Janie closed her eyes to try to remember. “Sort of, I guess I’d say it glistened more than sparkled. Huh, that’s odd.”

“What?” Skye prompted. 

“When I fell asleep on the sofa, the lights were on and so was the TV. Oh my God! When I woke up the only light came from my little kitchen, the light above the stove. He must have turned the light on in there.” Both of Janie’s hands flew to her mouth. “I just realized. He must’ve been in my house with us for some time before I woke up, long enough to make
himself at home. I remember trying to wake up because I could hear footsteps. I don’t know how much time passed before I was able to fully come awake. I remembering thinking it was David and hoped he would go back to sleep. Then I heard a dragging sound or some kind of thumping along the floor. I thought David had gotten up to play.”
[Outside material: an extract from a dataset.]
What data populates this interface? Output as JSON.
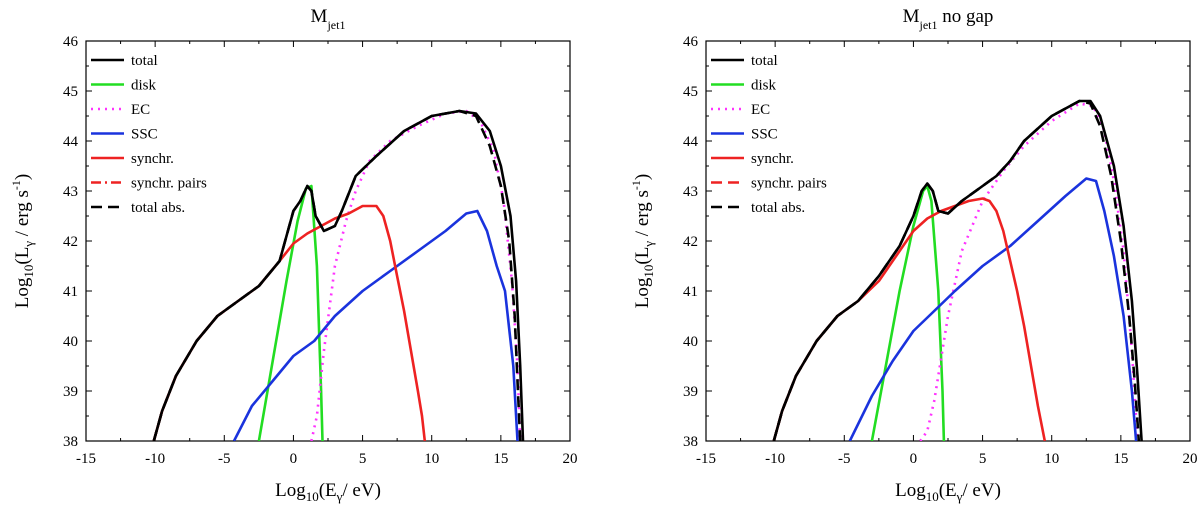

Janie sat there stricken at the realization. “I make sure I lock all the doors and check them every night. Like I said, I’d listened to the news. He got in anyway. I didn’t respond to the noise I heard soon enough. I thought it came from outside, a cat or dog. But…how did he get in?”

Harry thumbed through the police report. “The two officers agreed that he made entry into the house by way of the window in the smaller bedroom.”

Janie’s eyes went wide and she swallowed hard, before her hand moved to her stomach.
“David’s room? I think I might be sick. I’ve already told my landlord I can’t live there after what happened.”